I wrote “Afraid” pre-covid. And before the world became ravaged by a pandemic once dangerously deemed “no worse than a cold,” my brother-in-law Josh fell ill with a rare form of cancer. In 2016, two years after his diagnosis, I watched as he took his last breath of air. He was just shy of 30 years old.
Before Josh’s diagnosis, fear of death could be kept at arm’s length, sometimes more. Some days a tree’s length, an airplane, a river, a sea. Afterwards, the fear became more emboldened. A piano key’s length. A thimble. A glare. In 2020, the fear became a blanket, a fog, a dagger. A whisper of infection, illness, death, political unrest, forest fires, hurricanes, hate crimes, gun violence, broken systems, silence as complicity.

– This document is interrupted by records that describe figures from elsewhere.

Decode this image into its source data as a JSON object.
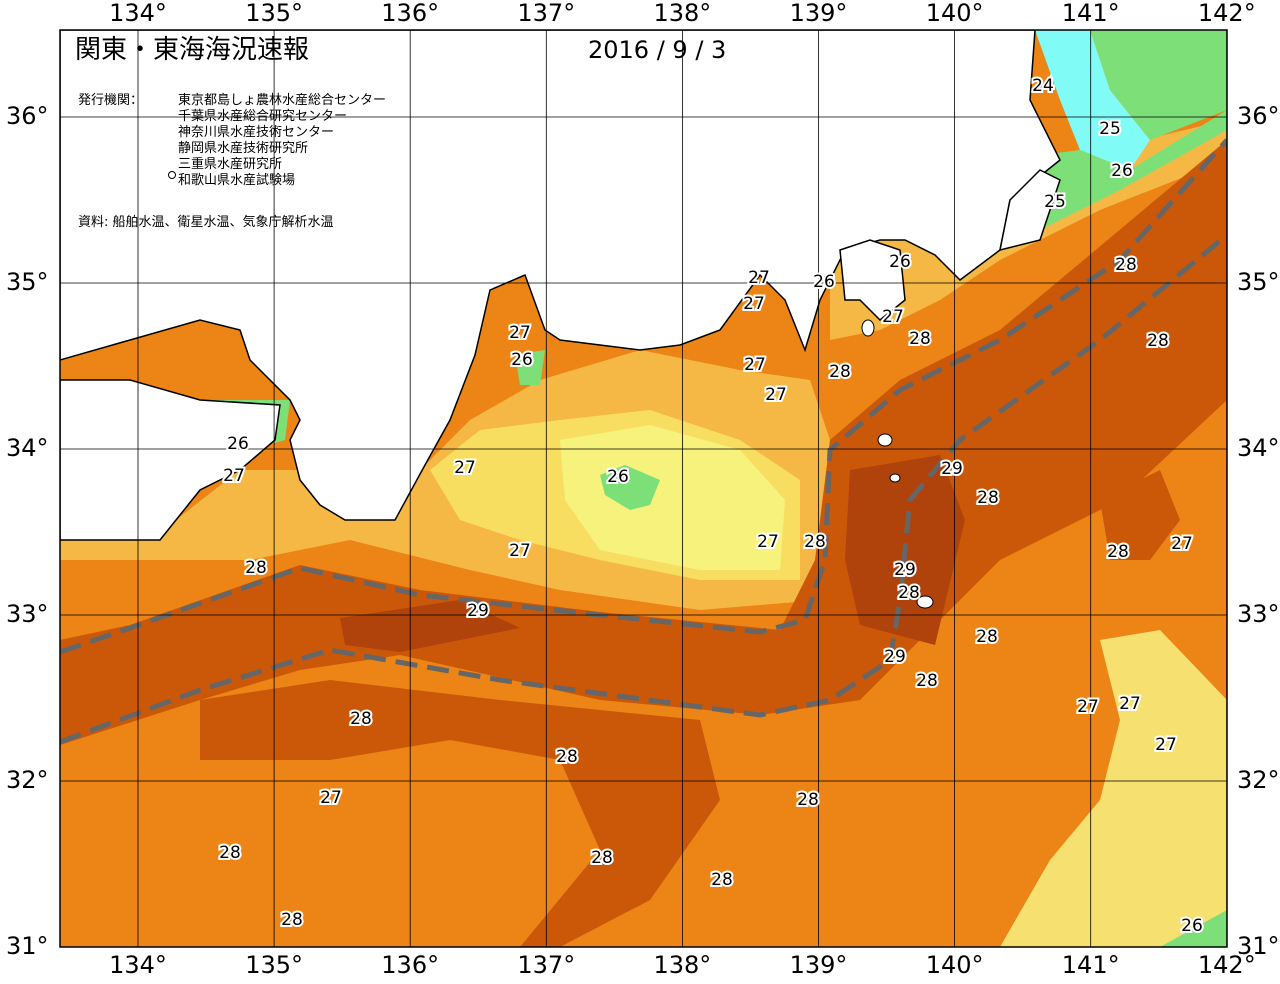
{
  "header": {
    "title": "関東・東海海況速報",
    "date": "2016 / 9 / 3"
  },
  "publisher": {
    "label": "発行機関：",
    "organizations": [
      "東京都島しょ農林水産総合センター",
      "千葉県水産総合研究センター",
      "神奈川県水産技術センター",
      "静岡県水産技術研究所",
      "三重県水産研究所",
      "和歌山県水産試験場"
    ]
  },
  "source": "資料: 船舶水温、衛星水温、気象庁解析水温",
  "longitude_ticks": [
    {
      "value": 134,
      "label": "134°"
    },
    {
      "value": 135,
      "label": "135°"
    },
    {
      "value": 136,
      "label": "136°"
    },
    {
      "value": 137,
      "label": "137°"
    },
    {
      "value": 138,
      "label": "138°"
    },
    {
      "value": 139,
      "label": "139°"
    },
    {
      "value": 140,
      "label": "140°"
    },
    {
      "value": 141,
      "label": "141°"
    },
    {
      "value": 142,
      "label": "142°"
    }
  ],
  "latitude_ticks": [
    {
      "value": 36,
      "label": "36°"
    },
    {
      "value": 35,
      "label": "35°"
    },
    {
      "value": 34,
      "label": "34°"
    },
    {
      "value": 33,
      "label": "33°"
    },
    {
      "value": 32,
      "label": "32°"
    },
    {
      "value": 31,
      "label": "31°"
    }
  ],
  "contour_labels": [
    24,
    25,
    26,
    25,
    28,
    26,
    26,
    27,
    27,
    27,
    28,
    28,
    27,
    26,
    27,
    28,
    27,
    26,
    27,
    27,
    26,
    29,
    28,
    27,
    28,
    27,
    28,
    27,
    28,
    29,
    28,
    29,
    28,
    29,
    28,
    27,
    27,
    28,
    27,
    28,
    27,
    28,
    28,
    28,
    28,
    28,
    26
  ]
}
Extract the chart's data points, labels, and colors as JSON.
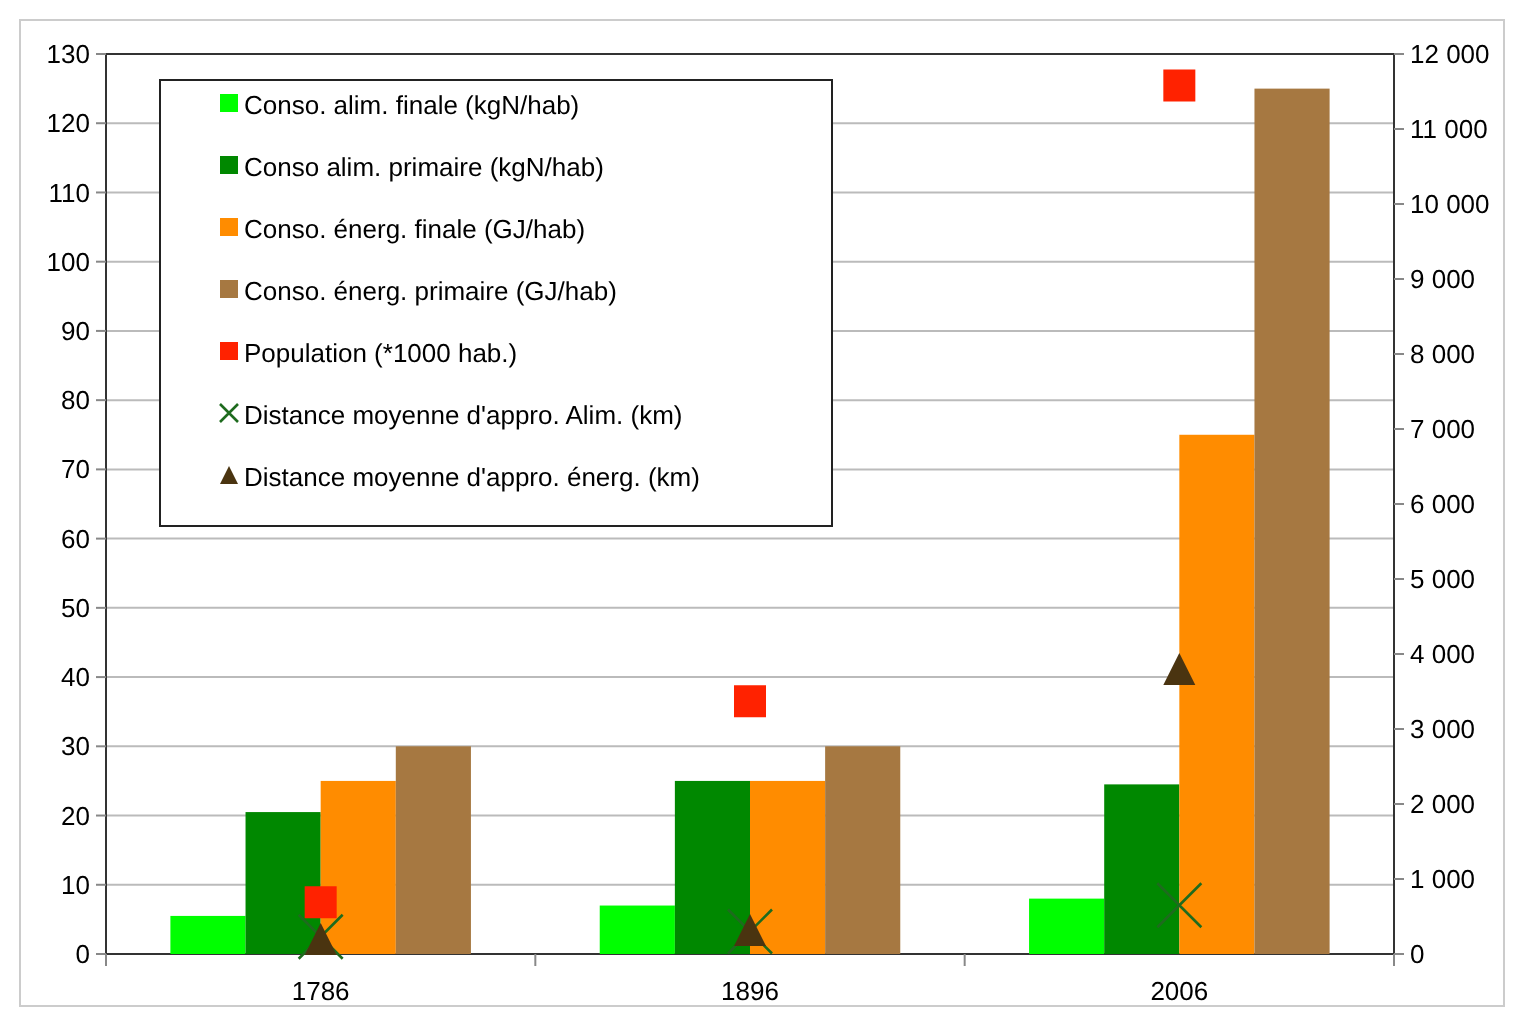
{
  "chart_data": {
    "type": "bar",
    "categories": [
      "1786",
      "1896",
      "2006"
    ],
    "series": [
      {
        "name": "Conso. alim. finale (kgN/hab)",
        "color": "#00ff00",
        "values": [
          5.5,
          7,
          8
        ]
      },
      {
        "name": "Conso alim. primaire (kgN/hab)",
        "color": "#008800",
        "values": [
          20.5,
          25,
          24.5
        ]
      },
      {
        "name": "Conso. énerg. finale (GJ/hab)",
        "color": "#ff8c00",
        "values": [
          25,
          25,
          75
        ]
      },
      {
        "name": "Conso. énerg. primaire (GJ/hab)",
        "color": "#a67841",
        "values": [
          30,
          30,
          125
        ]
      },
      {
        "name": "Population (*1000 hab.)",
        "type": "scatter",
        "marker": "square",
        "axis": "y2",
        "color": "#ff2200",
        "values": [
          690,
          3370,
          11580
        ]
      },
      {
        "name": "Distance moyenne d'appro. Alim. (km)",
        "type": "scatter",
        "marker": "cross",
        "axis": "y2",
        "color": "#1e6b1e",
        "values": [
          230,
          300,
          650
        ]
      },
      {
        "name": "Distance moyenne d'appro. énerg. (km)",
        "type": "scatter",
        "marker": "triangle",
        "axis": "y2",
        "color": "#4a3410",
        "values": [
          200,
          320,
          3800
        ]
      }
    ],
    "ylim": [
      0,
      130
    ],
    "yticks": [
      0,
      10,
      20,
      30,
      40,
      50,
      60,
      70,
      80,
      90,
      100,
      110,
      120,
      130
    ],
    "y2lim": [
      0,
      12000
    ],
    "y2ticks": [
      {
        "value": 0,
        "label": "0"
      },
      {
        "value": 1000,
        "label": "1 000"
      },
      {
        "value": 2000,
        "label": "2 000"
      },
      {
        "value": 3000,
        "label": "3 000"
      },
      {
        "value": 4000,
        "label": "4 000"
      },
      {
        "value": 5000,
        "label": "5 000"
      },
      {
        "value": 6000,
        "label": "6 000"
      },
      {
        "value": 7000,
        "label": "7 000"
      },
      {
        "value": 8000,
        "label": "8 000"
      },
      {
        "value": 9000,
        "label": "9 000"
      },
      {
        "value": 10000,
        "label": "10 000"
      },
      {
        "value": 11000,
        "label": "11 000"
      },
      {
        "value": 12000,
        "label": "12 000"
      }
    ],
    "grid": "y",
    "legend": "top left"
  }
}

But I believe that emotions are travelers. They don’t want to take up residence in one place for very long. So I try and let my fear visit me, feel it quicken my pulse, shorten my breath, drain blood to my limbs. I play it out on the piano. I sing it. I talk about it. To my husband, to my therapist, to my family and close friends. I try to send it on its way before it takes up more space in my body, before it joins hands with anxiety and stress and becomes too powerful to control. Some days are better than others.
I mask up. I dispense the hand sanitizer clipped to the inside of my purse. I step outside my apartment acutely aware of the germs that transferred from the doorknob to my palm and fingers. I wait in line for my first vaccine dose. I sweat as the gaps between individuals neglectfully shrink from six feet to two, my fear closing in along with them. It is just an arm’s length away. But yesterday it was a piano key.